Are the starting pencilmarks always correct? ▾
Yes. The pencilmarks shown at the start of a Sukaku puzzle represent a valid subset of candidates for each cell — they are never wrong, but they may include more candidates than strictly necessary. Your job is to eliminate all but the correct digit using logical deductions.
What techniques work best in Sukaku? ▾
All standard Sudoku elimination techniques apply: naked singles (when only one candidate remains in a cell), hidden singles (when a digit can only go in one cell within a row, column, or box), naked pairs, pointing pairs, and advanced techniques like X-Wings and Swordfish. The absence of given digits means you rely entirely on elimination.
Is Sukaku harder than regular Sudoku? ▾
Easy Sukaku is more forgiving than classic Sudoku because the pencilmarks are already provided — you never have to work out candidates from scratch.
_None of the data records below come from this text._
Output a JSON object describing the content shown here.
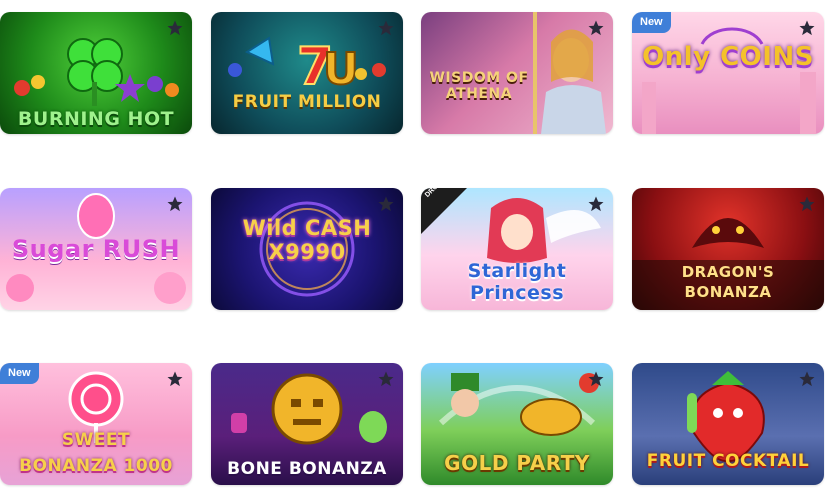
{
  "games": [
    {
      "title": "BURNING HOT",
      "badge": "",
      "icon": "star-icon"
    },
    {
      "title": "FRUIT MILLION",
      "badge": "",
      "icon": "star-icon"
    },
    {
      "title": "WISDOM OF ATHENA",
      "badge": "",
      "icon": "star-icon"
    },
    {
      "title": "Only COINS",
      "badge": "New",
      "icon": "star-icon"
    },
    {
      "title": "Sugar RUSH",
      "badge": "",
      "icon": "star-icon"
    },
    {
      "title": "Wild CASH X9990",
      "badge": "",
      "icon": "star-icon"
    },
    {
      "title": "Starlight Princess",
      "badge": "DROPS & WINS",
      "icon": "star-icon"
    },
    {
      "title": "DRAGON'S BONANZA",
      "badge": "",
      "icon": "star-icon"
    },
    {
      "title": "SWEET BONANZA 1000",
      "badge": "New",
      "icon": "star-icon"
    },
    {
      "title": "BONE BONANZA",
      "badge": "",
      "icon": "star-icon"
    },
    {
      "title": "GOLD PARTY",
      "badge": "",
      "icon": "star-icon"
    },
    {
      "title": "FRUIT COCKTAIL",
      "badge": "",
      "icon": "star-icon"
    }
  ],
  "colors": {
    "new_badge": "#3f7fd8",
    "favorite_star": "#2a2a3a"
  }
}
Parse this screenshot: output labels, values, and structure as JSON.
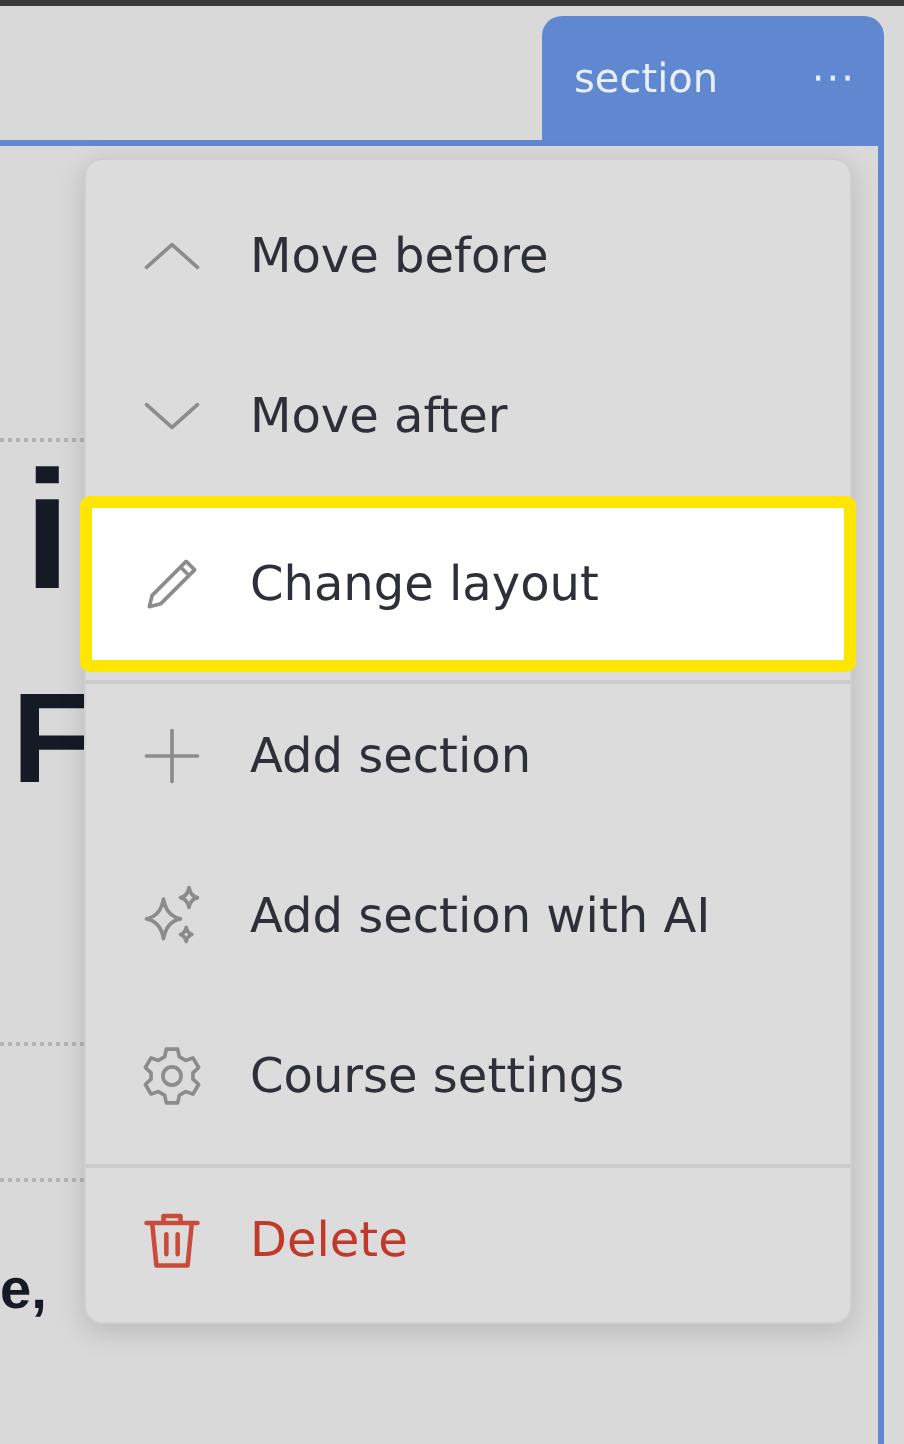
{
  "section_tab": {
    "label": "section",
    "more": "···"
  },
  "background_text": [
    {
      "text": "i",
      "kind": "heading"
    },
    {
      "text": "F",
      "kind": "heading"
    },
    {
      "text": "e,",
      "kind": "subheading"
    }
  ],
  "menu": {
    "groups": [
      {
        "items": [
          {
            "label": "Move before",
            "kind": "up",
            "selected": false
          },
          {
            "label": "Move after",
            "kind": "down",
            "selected": false
          },
          {
            "label": "Change layout",
            "kind": "edit",
            "selected": true
          }
        ]
      },
      {
        "items": [
          {
            "label": "Add section",
            "kind": "add",
            "selected": false
          },
          {
            "label": "Add section with AI",
            "kind": "ai",
            "selected": false
          },
          {
            "label": "Course settings",
            "kind": "settings",
            "selected": false
          }
        ]
      },
      {
        "items": [
          {
            "label": "Delete",
            "kind": "delete",
            "selected": false
          }
        ]
      }
    ]
  }
}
Hard and expert Sukaku puzzles with minimal starting candidates require the same advanced techniques as difficult classic Sudoku.
How long does Sukaku take to solve? ▾
Easy puzzles take 5–15 minutes. Medium puzzles run 15–30 minutes. Hard puzzles average 30–60 minutes and expert puzzles can take over 90 minutes. Solve time scales with how many eliminations each technique step provides.